Because of her background as a comedian, Foster is “a huge advocate for the First Amendment.”
She suggests, however, that typical DEI programming is humorless, “robbing people of that agency to say, ‘You know what, I can choose whether or not I want to be upset about this.’”
Heather Mac Donald told Campus Reform that DEI prioritizes upset students over “the truth of [a] proposition.”
Mac Donald, a fellow at the Manhattan Institute and author of the forthcoming book When Race Trumps Merit, will debate on “team abolish DEI.”
She says that “any politician who’s got the guts to take on the academic establishment” should follow the example of Florida Gov.

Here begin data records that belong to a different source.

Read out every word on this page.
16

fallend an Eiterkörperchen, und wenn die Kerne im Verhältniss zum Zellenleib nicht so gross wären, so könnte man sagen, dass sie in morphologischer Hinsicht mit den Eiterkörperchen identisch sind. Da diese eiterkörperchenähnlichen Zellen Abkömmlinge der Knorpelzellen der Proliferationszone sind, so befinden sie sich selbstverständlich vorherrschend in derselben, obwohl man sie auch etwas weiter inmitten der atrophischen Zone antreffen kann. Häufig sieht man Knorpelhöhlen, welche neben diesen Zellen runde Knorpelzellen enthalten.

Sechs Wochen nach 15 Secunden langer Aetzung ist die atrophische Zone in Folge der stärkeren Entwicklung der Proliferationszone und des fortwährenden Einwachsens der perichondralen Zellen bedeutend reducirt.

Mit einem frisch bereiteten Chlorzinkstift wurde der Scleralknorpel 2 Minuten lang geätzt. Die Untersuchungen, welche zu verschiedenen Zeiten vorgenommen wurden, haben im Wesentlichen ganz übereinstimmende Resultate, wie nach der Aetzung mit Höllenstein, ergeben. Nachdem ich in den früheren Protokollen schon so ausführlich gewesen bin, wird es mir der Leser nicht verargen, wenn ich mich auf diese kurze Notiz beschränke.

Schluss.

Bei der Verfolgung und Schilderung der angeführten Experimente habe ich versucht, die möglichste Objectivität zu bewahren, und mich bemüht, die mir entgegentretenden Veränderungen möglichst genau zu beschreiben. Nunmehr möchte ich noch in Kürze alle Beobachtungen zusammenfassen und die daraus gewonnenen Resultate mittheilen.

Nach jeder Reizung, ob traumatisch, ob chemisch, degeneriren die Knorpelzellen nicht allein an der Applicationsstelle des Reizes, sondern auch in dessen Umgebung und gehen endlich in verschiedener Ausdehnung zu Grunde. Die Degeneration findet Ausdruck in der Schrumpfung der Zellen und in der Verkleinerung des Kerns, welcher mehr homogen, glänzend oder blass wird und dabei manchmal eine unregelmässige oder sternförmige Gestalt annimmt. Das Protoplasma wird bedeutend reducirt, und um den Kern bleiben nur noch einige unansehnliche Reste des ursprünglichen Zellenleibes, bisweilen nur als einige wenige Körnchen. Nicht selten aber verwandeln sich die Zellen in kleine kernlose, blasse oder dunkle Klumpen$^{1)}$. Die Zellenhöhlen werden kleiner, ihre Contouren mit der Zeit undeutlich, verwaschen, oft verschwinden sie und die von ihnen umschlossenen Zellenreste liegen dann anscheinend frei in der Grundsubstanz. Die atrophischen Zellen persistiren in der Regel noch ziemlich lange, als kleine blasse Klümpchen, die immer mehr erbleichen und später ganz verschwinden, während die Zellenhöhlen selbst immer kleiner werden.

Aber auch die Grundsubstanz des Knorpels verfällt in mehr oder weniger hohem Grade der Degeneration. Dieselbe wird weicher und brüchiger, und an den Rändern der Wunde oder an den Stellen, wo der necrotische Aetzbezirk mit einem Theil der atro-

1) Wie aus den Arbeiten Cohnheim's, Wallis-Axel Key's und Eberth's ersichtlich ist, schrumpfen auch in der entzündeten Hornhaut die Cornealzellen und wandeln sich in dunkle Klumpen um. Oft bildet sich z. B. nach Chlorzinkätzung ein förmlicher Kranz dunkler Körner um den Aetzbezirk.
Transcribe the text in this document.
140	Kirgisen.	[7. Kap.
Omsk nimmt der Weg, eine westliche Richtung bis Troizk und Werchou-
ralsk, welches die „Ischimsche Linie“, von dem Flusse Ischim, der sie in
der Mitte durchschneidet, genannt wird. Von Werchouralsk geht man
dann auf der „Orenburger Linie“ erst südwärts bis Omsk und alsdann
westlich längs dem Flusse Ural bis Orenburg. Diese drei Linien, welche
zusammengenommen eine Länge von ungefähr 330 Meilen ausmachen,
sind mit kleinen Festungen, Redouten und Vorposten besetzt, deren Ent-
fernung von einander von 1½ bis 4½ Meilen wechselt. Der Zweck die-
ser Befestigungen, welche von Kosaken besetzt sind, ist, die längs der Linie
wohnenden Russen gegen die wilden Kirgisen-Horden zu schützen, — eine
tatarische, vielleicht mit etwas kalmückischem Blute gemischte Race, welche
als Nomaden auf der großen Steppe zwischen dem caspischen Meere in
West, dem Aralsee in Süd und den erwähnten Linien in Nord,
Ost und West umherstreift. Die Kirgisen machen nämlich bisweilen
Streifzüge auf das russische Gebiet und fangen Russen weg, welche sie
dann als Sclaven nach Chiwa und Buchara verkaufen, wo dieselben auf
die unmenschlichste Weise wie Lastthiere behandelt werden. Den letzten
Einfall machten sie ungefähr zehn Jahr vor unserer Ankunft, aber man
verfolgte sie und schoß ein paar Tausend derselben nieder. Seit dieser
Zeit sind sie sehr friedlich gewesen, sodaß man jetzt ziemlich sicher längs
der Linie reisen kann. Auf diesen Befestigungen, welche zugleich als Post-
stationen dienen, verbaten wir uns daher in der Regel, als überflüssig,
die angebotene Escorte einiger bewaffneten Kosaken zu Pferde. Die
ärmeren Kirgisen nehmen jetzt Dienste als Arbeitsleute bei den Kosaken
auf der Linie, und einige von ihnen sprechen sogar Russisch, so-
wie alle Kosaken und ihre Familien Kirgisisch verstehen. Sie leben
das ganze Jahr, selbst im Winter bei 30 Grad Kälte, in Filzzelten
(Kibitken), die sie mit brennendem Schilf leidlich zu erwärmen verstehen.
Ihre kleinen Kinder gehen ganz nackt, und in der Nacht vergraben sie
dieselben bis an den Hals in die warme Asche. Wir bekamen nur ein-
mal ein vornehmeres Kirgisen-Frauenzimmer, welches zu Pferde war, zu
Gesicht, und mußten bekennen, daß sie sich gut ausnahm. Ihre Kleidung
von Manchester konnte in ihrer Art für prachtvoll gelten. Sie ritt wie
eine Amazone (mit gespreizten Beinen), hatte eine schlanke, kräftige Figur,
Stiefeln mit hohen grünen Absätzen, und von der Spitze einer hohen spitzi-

Ron DeSantis.
Like DeSantis, Mac Donald calls for removing ideology from education, which “should be the non-political transmission of Western civilization.” She laments a similar transformation in the arts, with canonical works dismissed as racist or too white.
“It breaks my heart that the guardians of our various traditions that are so powerful–that have given humanity such liberation from poverty and sickness and ugliness in favor of beauty and prosperity and freedom–are indicting their own traditions,” she told Campus Reform.
“We need a total change of leadership in this country–of our cultural institutions. And, increasingly, our economic ones as well.”
Campus Reform contacted all relevant parties listed for comment and will update this article accordingly.